1. Financial risk
Without a doubt, to embark on entrepreneurship is to put your personal finances at risk. First off, most businesses require some seed financing at the start. Unless one is extremely lucky, where else would this come from if not from the entrepreneur themselves? There can never be any certainty to recovering this capital. Still, this is not the scariest part. Many entrepreneurs enter into business already prepared to lose their seed capital.
What many entrepreneurs eventually find most worrisome is the uncertainty of income. Since costs are generally fixed, for every month that income does not cover obligations, the runway for a business to take off shortens. Many entrepreneurs can recount stories of foregoing or delaying salaries just to try to extend a fast shortening runway. It is the inability to foresee and plan around future income streams that causes loss of sleep for even the toughest of entrepreneurs.
And then there’s leverage. Whether to seed the business or to extend the runway, some entrepreneurs put all of their personal finances on the line by refinancing their homes or turn to personal loans and microcredit for help. This has caused the ruin of many failed entrepreneurs.
2. Dealing with partners
There is a saying “Nothing great was ever achieved alone”. Many entrepreneurs enter into business with partners to share the vast array of responsibilities and jointly reap the rewards.
However, while partners can be of great help, getting complementary partners is really somewhat a thing of luck and experience. It is not uncommon for entrepreneurs to describe their partners as being deadweight, or even worse, a complete nightmare. In fact, some entrepreneurs have been sued simply because of the misconduct of their partners!
But unfortunately, partners are not as easily removed or replaced as employees. While arrangements may vary from case to case, partners usually have ownership and a say in how business is being run.

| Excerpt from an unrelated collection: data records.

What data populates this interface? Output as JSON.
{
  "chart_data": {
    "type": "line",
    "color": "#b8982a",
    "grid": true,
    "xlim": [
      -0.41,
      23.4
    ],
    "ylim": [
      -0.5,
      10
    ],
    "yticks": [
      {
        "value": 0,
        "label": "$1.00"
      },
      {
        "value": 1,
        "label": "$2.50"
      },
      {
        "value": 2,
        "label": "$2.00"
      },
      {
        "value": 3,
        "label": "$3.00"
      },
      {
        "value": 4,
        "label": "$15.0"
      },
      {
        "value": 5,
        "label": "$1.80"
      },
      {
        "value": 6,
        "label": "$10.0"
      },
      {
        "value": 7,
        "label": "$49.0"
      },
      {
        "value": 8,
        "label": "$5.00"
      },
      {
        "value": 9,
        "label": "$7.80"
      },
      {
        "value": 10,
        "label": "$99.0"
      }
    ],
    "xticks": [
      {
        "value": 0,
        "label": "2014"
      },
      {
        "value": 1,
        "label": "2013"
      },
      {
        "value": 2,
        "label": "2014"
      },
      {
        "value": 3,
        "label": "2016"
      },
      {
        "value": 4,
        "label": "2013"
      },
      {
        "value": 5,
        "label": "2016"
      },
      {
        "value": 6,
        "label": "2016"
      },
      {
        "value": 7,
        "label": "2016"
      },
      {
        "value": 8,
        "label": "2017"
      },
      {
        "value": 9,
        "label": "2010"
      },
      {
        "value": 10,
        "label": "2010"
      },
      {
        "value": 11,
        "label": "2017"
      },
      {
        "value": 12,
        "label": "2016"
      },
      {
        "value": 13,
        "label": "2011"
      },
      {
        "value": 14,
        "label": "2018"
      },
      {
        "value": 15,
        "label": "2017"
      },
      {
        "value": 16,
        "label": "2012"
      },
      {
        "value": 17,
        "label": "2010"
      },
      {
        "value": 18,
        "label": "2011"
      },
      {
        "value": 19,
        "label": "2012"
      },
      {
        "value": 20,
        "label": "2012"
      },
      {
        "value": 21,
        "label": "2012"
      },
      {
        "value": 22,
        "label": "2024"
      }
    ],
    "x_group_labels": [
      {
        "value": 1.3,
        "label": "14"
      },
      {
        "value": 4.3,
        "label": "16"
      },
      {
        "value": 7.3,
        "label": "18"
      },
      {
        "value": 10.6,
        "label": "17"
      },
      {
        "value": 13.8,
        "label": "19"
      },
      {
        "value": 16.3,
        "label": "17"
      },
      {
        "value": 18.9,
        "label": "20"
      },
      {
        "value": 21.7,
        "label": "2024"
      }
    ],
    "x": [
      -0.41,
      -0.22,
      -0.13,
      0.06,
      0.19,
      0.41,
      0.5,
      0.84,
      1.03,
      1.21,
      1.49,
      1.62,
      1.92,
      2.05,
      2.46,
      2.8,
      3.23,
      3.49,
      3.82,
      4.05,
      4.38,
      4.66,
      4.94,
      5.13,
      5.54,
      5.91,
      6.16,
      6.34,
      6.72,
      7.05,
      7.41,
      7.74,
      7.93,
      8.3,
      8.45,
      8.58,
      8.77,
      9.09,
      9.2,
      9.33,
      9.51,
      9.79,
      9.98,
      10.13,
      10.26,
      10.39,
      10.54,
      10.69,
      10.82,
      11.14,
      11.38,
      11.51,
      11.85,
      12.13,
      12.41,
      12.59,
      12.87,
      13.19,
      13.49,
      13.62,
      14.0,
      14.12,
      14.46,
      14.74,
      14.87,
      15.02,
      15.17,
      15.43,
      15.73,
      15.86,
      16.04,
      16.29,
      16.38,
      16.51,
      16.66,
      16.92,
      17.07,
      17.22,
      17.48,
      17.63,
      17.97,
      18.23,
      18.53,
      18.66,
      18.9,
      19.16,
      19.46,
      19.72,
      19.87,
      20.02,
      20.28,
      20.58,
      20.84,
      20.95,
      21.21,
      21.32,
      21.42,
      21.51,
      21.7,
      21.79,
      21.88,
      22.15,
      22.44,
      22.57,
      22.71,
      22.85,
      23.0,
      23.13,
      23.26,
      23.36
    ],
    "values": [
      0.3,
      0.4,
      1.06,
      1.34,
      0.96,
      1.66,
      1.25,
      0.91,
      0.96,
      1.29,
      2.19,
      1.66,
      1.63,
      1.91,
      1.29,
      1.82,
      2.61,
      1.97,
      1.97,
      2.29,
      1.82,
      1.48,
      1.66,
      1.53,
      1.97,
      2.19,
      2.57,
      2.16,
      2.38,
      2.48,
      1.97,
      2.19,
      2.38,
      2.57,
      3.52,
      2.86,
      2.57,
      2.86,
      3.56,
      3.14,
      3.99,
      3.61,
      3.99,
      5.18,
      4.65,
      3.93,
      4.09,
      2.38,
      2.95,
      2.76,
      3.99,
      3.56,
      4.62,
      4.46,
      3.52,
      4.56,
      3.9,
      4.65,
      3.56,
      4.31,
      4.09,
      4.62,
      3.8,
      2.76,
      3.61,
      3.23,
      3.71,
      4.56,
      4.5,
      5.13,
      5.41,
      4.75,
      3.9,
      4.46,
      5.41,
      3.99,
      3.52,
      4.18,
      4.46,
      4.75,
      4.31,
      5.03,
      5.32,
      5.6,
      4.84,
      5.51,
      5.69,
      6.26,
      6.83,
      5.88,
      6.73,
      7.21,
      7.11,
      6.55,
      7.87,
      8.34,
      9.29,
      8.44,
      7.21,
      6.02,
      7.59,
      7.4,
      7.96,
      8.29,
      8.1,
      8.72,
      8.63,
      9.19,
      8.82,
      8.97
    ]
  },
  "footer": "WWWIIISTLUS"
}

Many times, the only way to get rid of a bad partner is to do a share buyback, or even to walk away yourself! Think of what happened between Mark Zuckerberg and Eduardo Saverin at Facebook.
3. Commitment and lifestyle strain
Venturing into your own business requires absolute commitment and a whole lot of sacrifice. Those seeking work life balance would do well to think twice. It is not conducive to family life, and you should expect to lose most of your free time. Still, many first time entrepreneurs say they are prepared for the commitment of time and the amount of hard work involved.

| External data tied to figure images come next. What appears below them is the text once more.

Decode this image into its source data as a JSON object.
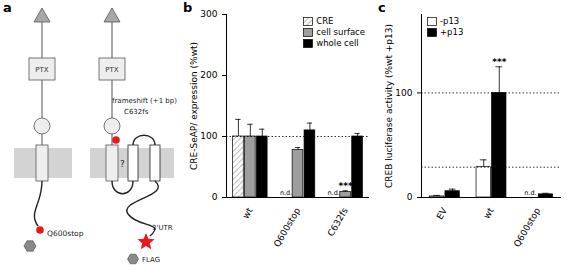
{
  "diagram": {
    "title": "a",
    "receptors": [
      {
        "domain": "PTX",
        "mutation": "Q600stop"
      },
      {
        "domain": "PTX",
        "mutation": "frameshift (+1 bp)",
        "site": "C632fs",
        "unknown": "?",
        "extension": "3'UTR",
        "tag": "FLAG"
      }
    ]
  },
  "chart_data": [
    {
      "type": "bar",
      "title": "b",
      "y_label": "CRE-SeAP/ expression (%wt)",
      "categories": [
        "wt",
        "Q600stop",
        "C632fs"
      ],
      "series": [
        {
          "name": "CRE",
          "color": "#b0b0b0",
          "values": [
            100,
            null,
            null
          ],
          "errors": [
            28,
            null,
            null
          ]
        },
        {
          "name": "cell surface",
          "color": "#9e9e9e",
          "values": [
            100,
            78,
            9
          ],
          "errors": [
            20,
            4,
            2
          ]
        },
        {
          "name": "whole cell",
          "color": "#000000",
          "values": [
            100,
            110,
            100
          ],
          "errors": [
            12,
            12,
            5
          ]
        }
      ],
      "ylim": [
        0,
        300
      ],
      "yticks": [
        0,
        100,
        200,
        300
      ],
      "reference_lines": [
        100
      ],
      "legend": "top-right",
      "annotations": [
        {
          "category": "Q600stop",
          "series": "CRE",
          "text": "n.d."
        },
        {
          "category": "C632fs",
          "series": "CRE",
          "text": "n.d."
        },
        {
          "category": "C632fs",
          "series": "cell surface",
          "text": "***"
        }
      ]
    },
    {
      "type": "bar",
      "title": "c",
      "y_label": "CREB luciferase activity (%wt +p13)",
      "categories": [
        "EV",
        "wt",
        "Q600stop"
      ],
      "series": [
        {
          "name": "-p13",
          "color": "#ffffff",
          "values": [
            1,
            29,
            null
          ],
          "errors": [
            1,
            7,
            null
          ]
        },
        {
          "name": "+p13",
          "color": "#000000",
          "values": [
            6,
            100,
            3
          ],
          "errors": [
            2,
            25,
            1
          ]
        }
      ],
      "ylim": [
        0,
        175
      ],
      "yticks": [
        0,
        100
      ],
      "reference_lines": [
        100,
        29
      ],
      "legend": "top-left",
      "annotations": [
        {
          "category": "Q600stop",
          "series": "-p13",
          "text": "n.d."
        },
        {
          "category": "wt",
          "series": "+p13",
          "text": "***"
        }
      ]
    }
  ]
}
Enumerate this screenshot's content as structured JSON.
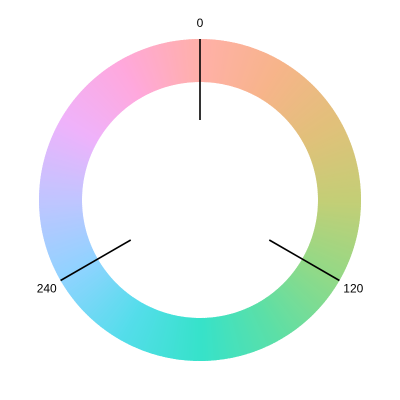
{
  "chart_data": {
    "type": "polar",
    "title": "",
    "xlabel": "",
    "ylabel": "",
    "angle_unit": "degrees",
    "angle_range": [
      0,
      360
    ],
    "direction": "clockwise",
    "zero_position": "top",
    "ticks": [
      {
        "value": 0,
        "label": "0"
      },
      {
        "value": 120,
        "label": "120"
      },
      {
        "value": 240,
        "label": "240"
      }
    ],
    "hue_wheel": {
      "chroma_style": "pastel",
      "colors_by_angle": [
        {
          "angle": 0,
          "color": "#FFB0A8"
        },
        {
          "angle": 30,
          "color": "#F7B48A"
        },
        {
          "angle": 60,
          "color": "#E1C07A"
        },
        {
          "angle": 90,
          "color": "#C4CE76"
        },
        {
          "angle": 120,
          "color": "#93D986"
        },
        {
          "angle": 150,
          "color": "#5DDFA6"
        },
        {
          "angle": 180,
          "color": "#36E2CA"
        },
        {
          "angle": 210,
          "color": "#55DDEB"
        },
        {
          "angle": 240,
          "color": "#8FD3FF"
        },
        {
          "angle": 270,
          "color": "#C0C5FF"
        },
        {
          "angle": 300,
          "color": "#EFB2FB"
        },
        {
          "angle": 330,
          "color": "#FFA8DC"
        },
        {
          "angle": 360,
          "color": "#FFB0A8"
        }
      ]
    },
    "grid": false,
    "legend": "none"
  }
}
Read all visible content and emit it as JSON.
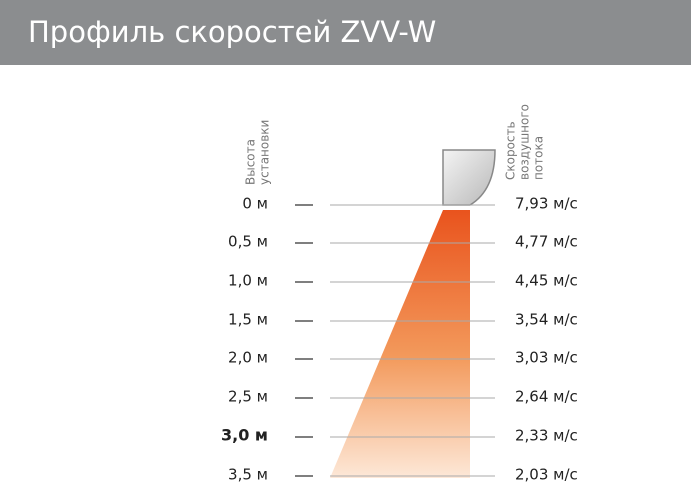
{
  "header": {
    "title": "Профиль скоростей ZVV-W"
  },
  "height_label": [
    "Высота",
    "установки"
  ],
  "speed_label": [
    "Скорость",
    "воздушного",
    "потока"
  ],
  "rows": [
    {
      "height": "0 м",
      "speed": "7,93 м/с"
    },
    {
      "height": "0,5 м",
      "speed": "4,77 м/с"
    },
    {
      "height": "1,0 м",
      "speed": "4,45 м/с"
    },
    {
      "height": "1,5 м",
      "speed": "3,54 м/с"
    },
    {
      "height": "2,0 м",
      "speed": "3,03 м/с"
    },
    {
      "height": "2,5 м",
      "speed": "2,64 м/с"
    },
    {
      "height": "3,0 м",
      "speed": "2,33 м/с"
    },
    {
      "height": "3,5 м",
      "speed": "2,03 м/с"
    }
  ]
}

What surprises them however, is the tremendous amounts of stress that they experience. Despite the best efforts to manage it, the stress still finds a way to encroach upon and erode quality of life. One problem common among entrepreneurs is how difficult it is to switch off even when not working. For some, sleep becomes difficult and nights become long. Being unrested for extended periods only adds to the difficulty of the whole experience.
4. Ruined relationships
Many experienced entrepreneurs warn against working with close friends and relatives in any capacity. But it is not uncommon to rope in friends and family to help out at the start. And since starting a business can be a very stressful experience, it can put a lot of strain on relationships. It comes as no surprise that many relationships have been ruined in the process.
5. It gets lonely and can feel hollow
The challenges and stresses that entrepreneurs face are in many ways unique. Most people never get to experience this amount of stress in their lifetime. As such, many experienced entrepreneurs attest to the difficulty of finding someone to relate to.

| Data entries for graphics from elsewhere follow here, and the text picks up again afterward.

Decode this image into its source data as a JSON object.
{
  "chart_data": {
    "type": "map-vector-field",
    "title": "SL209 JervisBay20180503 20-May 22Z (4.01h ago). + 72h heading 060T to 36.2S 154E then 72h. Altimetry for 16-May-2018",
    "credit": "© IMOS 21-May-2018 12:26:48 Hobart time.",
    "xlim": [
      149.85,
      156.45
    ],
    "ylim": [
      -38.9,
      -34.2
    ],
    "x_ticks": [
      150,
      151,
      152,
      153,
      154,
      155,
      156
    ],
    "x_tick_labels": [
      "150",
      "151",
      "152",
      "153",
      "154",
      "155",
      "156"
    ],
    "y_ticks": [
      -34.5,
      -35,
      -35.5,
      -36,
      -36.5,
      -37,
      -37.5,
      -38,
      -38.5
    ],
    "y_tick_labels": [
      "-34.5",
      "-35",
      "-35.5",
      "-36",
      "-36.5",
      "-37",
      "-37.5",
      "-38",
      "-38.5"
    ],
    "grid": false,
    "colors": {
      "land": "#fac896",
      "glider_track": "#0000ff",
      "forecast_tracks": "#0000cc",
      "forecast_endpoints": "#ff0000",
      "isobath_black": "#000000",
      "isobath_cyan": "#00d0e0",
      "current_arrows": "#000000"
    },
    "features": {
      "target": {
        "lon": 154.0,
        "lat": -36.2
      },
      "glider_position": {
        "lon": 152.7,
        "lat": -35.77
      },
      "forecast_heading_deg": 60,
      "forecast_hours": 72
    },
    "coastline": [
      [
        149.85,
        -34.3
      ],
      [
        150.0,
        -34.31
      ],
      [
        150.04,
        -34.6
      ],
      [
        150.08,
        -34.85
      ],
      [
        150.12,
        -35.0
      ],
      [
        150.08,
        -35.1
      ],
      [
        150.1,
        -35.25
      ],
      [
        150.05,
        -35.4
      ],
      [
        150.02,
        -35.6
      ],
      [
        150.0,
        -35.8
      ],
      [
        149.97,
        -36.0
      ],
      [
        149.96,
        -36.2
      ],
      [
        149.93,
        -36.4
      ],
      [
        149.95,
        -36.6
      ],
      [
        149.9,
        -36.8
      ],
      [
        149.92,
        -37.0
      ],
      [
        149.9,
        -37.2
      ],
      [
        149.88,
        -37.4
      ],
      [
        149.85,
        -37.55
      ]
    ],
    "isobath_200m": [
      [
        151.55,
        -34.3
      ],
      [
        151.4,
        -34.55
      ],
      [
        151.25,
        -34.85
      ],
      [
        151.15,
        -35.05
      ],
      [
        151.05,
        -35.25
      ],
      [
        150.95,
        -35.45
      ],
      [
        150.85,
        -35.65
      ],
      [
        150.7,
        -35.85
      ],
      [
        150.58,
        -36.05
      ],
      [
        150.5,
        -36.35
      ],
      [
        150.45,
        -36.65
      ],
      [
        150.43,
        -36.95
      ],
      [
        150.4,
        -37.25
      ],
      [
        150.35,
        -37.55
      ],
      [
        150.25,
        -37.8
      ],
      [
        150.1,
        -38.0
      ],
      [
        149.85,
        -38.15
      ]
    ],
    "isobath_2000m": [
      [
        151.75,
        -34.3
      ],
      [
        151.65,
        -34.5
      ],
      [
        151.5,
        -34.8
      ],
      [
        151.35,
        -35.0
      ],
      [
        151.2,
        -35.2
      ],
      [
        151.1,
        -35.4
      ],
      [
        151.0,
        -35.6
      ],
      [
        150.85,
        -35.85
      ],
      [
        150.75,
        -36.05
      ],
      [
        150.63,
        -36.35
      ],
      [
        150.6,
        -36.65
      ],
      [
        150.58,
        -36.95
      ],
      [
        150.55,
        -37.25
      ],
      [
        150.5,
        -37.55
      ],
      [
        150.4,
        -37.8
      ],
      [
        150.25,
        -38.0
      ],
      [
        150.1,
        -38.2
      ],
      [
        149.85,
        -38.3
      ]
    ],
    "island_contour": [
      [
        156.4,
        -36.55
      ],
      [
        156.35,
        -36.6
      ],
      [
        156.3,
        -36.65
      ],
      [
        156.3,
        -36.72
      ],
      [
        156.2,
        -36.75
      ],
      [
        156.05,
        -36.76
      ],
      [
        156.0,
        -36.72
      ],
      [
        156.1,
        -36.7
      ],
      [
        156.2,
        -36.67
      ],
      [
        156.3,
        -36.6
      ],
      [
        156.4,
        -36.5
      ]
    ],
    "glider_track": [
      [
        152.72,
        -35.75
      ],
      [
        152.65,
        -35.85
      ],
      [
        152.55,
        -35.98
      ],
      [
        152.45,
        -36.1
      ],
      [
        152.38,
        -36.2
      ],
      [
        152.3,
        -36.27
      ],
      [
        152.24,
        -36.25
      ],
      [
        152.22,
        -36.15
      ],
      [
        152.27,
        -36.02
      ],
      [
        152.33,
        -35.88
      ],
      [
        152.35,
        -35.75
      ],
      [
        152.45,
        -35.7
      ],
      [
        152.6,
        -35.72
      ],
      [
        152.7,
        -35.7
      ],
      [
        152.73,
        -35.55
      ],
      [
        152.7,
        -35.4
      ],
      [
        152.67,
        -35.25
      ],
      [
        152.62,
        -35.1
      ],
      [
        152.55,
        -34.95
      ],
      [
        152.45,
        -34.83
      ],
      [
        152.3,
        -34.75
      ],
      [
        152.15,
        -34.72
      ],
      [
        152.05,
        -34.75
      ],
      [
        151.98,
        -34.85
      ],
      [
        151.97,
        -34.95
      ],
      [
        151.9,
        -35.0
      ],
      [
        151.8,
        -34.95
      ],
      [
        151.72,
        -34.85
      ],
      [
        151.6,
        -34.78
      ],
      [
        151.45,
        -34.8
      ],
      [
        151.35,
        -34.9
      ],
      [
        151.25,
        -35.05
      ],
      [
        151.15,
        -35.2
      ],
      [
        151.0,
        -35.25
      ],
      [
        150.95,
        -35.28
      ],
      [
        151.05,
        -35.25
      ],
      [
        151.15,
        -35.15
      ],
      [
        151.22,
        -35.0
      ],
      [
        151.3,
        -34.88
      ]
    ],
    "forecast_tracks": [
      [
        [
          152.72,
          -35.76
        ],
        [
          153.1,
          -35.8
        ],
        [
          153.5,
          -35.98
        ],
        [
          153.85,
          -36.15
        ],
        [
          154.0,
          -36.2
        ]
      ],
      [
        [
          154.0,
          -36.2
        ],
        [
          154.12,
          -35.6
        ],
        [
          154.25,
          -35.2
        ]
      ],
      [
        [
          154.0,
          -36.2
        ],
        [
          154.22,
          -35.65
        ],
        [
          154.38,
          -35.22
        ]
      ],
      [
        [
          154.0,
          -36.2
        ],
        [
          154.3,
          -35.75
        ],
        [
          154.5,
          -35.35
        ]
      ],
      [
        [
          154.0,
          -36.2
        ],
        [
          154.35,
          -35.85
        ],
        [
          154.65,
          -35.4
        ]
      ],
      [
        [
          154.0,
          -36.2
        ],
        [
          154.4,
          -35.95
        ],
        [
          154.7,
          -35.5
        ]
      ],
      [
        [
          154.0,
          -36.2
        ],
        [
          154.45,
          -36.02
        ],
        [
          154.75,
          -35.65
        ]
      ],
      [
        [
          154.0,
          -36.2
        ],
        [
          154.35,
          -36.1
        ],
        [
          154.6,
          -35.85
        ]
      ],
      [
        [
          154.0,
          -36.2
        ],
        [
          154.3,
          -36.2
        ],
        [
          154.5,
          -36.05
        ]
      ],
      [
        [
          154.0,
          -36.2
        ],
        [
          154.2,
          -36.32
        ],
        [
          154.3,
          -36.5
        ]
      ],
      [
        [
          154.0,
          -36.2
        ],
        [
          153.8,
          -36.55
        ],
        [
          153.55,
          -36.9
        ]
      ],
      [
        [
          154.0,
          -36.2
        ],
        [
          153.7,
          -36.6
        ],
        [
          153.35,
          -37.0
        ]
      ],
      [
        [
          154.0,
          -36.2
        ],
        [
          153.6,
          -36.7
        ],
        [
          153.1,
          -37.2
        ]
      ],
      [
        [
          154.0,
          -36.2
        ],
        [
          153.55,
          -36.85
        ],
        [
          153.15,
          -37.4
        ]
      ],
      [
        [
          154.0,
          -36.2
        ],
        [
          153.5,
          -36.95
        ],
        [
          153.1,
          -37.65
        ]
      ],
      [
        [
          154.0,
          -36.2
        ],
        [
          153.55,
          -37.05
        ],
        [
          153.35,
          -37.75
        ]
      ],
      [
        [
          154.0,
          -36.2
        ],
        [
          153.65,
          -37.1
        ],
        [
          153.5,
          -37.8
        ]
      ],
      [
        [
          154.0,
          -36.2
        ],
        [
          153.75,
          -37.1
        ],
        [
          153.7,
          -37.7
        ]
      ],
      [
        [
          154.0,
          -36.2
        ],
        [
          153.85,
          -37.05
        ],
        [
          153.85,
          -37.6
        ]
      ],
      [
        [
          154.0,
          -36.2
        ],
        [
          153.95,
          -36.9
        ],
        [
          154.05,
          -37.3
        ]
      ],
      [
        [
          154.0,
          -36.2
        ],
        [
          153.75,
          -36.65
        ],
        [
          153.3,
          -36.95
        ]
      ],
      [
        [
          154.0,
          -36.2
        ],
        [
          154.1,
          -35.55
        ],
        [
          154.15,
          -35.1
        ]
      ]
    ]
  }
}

This becomes especially pronounced when the business is going through a particularly difficult patch. Like any human being, entrepreneurs too may want to share freely with others in such times. But many feel trapped and unable to do so. The overarching concern is having to show unwavering strength so as not to jeopardize team morale or confidence in the business. For this reason, many entrepreneurs have described feeling conflicted and hollow.
6. Risk to Reputation
One of the biggest unspoken fears of any entrepreneur is that of failure. While there have been efforts on some parts to dispel the stigma associated with failure, it is undeniable that reputations can still be ruined from broken promises, unfulfilled contracts and disappointed investors. And apart from financial ruin, the risk to reputations is what many entrepreneurs find most difficult to live down.
If you are aspiring to be an entrepreneur, take courage. While it is important to know the travails that may lie ahead, despite the challenges, entrepreneurship can ultimately be a very rewarding experience.
And to all the entrepreneurs out there, good luck and keep fighting the good fight!